Pandas and DataFrames

In this lesson we will be exploring data analysis using Pandas.

  • College Board talks about ideas like
    • Tools. "the ability to process data depends on users capabilities and their tools"
    • Combining Data. "combine county data sets"
    • Status on Data"determining the artist with the greatest attendance during a particular month"
    • Data poses challenge. "the need to clean data", "incomplete data"
  • From Pandas Overview -- When working with tabular data, such as data stored in spreadsheets or databases, pandas is the right tool for you. pandas will help you to explore, clean, and process your data. In pandas, a data table is called a DataFrame.

DataFrame

'''Pandas is used to gather data sets through its DataFrames implementation'''
import pandas as pd

Cleaning Data

When looking at a data set, check to see what data needs to be cleaned.
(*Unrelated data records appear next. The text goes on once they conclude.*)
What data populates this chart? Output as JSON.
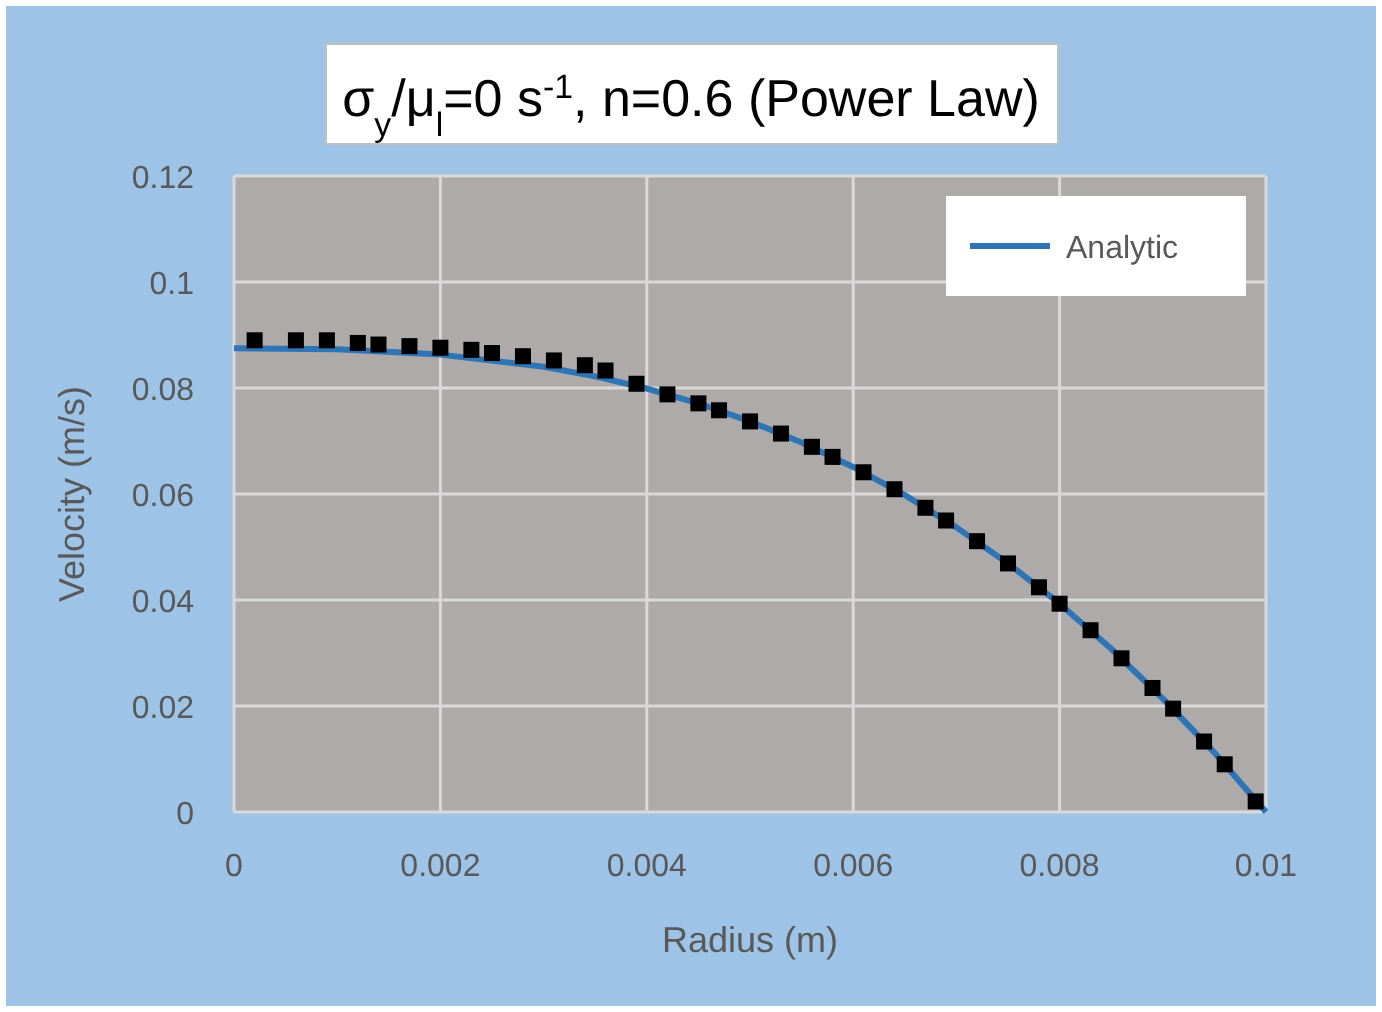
{
  "chart_data": {
    "type": "line",
    "title": "σ$_{y}$/μ$_{l}$=0 s$^{-1}$, n=0.6 (Power Law)",
    "xlabel": "Radius (m)",
    "ylabel": "Velocity (m/s)",
    "xlim": [
      0,
      0.01
    ],
    "xticks": [
      0,
      0.002,
      0.004,
      0.006,
      0.008,
      0.01
    ],
    "ylim": [
      0,
      0.12
    ],
    "yticks": [
      0,
      0.02,
      0.04,
      0.06,
      0.08,
      0.1,
      0.12
    ],
    "grid": true,
    "legend": "top right",
    "series": [
      {
        "name": "Analytic",
        "color": "#2e75b6",
        "marker": "none",
        "line_style": "solid",
        "x": [
          0,
          0.001,
          0.002,
          0.003,
          0.0035,
          0.004,
          0.0045,
          0.005,
          0.0055,
          0.006,
          0.0065,
          0.007,
          0.0075,
          0.008,
          0.0085,
          0.009,
          0.0095,
          0.01
        ],
        "values": [
          0.0875,
          0.0873,
          0.0863,
          0.084,
          0.0822,
          0.0799,
          0.0771,
          0.0737,
          0.0697,
          0.0651,
          0.0598,
          0.0537,
          0.0469,
          0.0393,
          0.0308,
          0.0214,
          0.0112,
          0
        ]
      },
      {
        "type": "scatter",
        "color": "#000000",
        "marker": "square",
        "x": [
          0.0002,
          0.0006,
          0.0009,
          0.0012,
          0.0014,
          0.0017,
          0.002,
          0.0023,
          0.0025,
          0.0028,
          0.0031,
          0.0034,
          0.0036,
          0.0039,
          0.0042,
          0.0045,
          0.0047,
          0.005,
          0.0053,
          0.0056,
          0.0058,
          0.0061,
          0.0064,
          0.0067,
          0.0069,
          0.0072,
          0.0075,
          0.0078,
          0.008,
          0.0083,
          0.0086,
          0.0089,
          0.0091,
          0.0094,
          0.0096,
          0.0099
        ],
        "values": [
          0.089,
          0.089,
          0.089,
          0.0885,
          0.0882,
          0.0879,
          0.0876,
          0.0872,
          0.0866,
          0.086,
          0.0852,
          0.0843,
          0.0833,
          0.0808,
          0.0788,
          0.0771,
          0.0758,
          0.0737,
          0.0714,
          0.0689,
          0.067,
          0.0641,
          0.0609,
          0.0574,
          0.055,
          0.0511,
          0.0469,
          0.0424,
          0.0393,
          0.0343,
          0.029,
          0.0234,
          0.0195,
          0.0133,
          0.009,
          0.002
        ]
      }
    ]
  }
}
Examples include:

  • Missing Data Points
  • Invalid Data
  • Inaccurate Data

Run the following code to see what needs to be cleaned

df = pd.read_json('grade.json')

print(df)
# What part of the data set needs to be cleaned?
#Everything that is not the grade
# From PBL learning, what is a good time to clean data?  Hint, remember Garbage in, Garbage out?
# Clean data whenever you are working so that it does not stack up.
---------------------------------------------------------------------------
NameError                                 Traceback (most recent call last)
Cell In[1], line 2
      1 # reads the JSON file and converts it to a Pandas DataFrame
----> 2 df = pd.read_json('grade.json')
      4 print(df)
      5 # What part of the data set needs to be cleaned?
      6 #Everything that is not the grade
      7 # From PBL learning, what is a good time to clean data?  Hint, remember Garbage in, Garbage out?
      8 # Clean data whenever you are working so that it does not stack up.

NameError: name 'pd' is not defined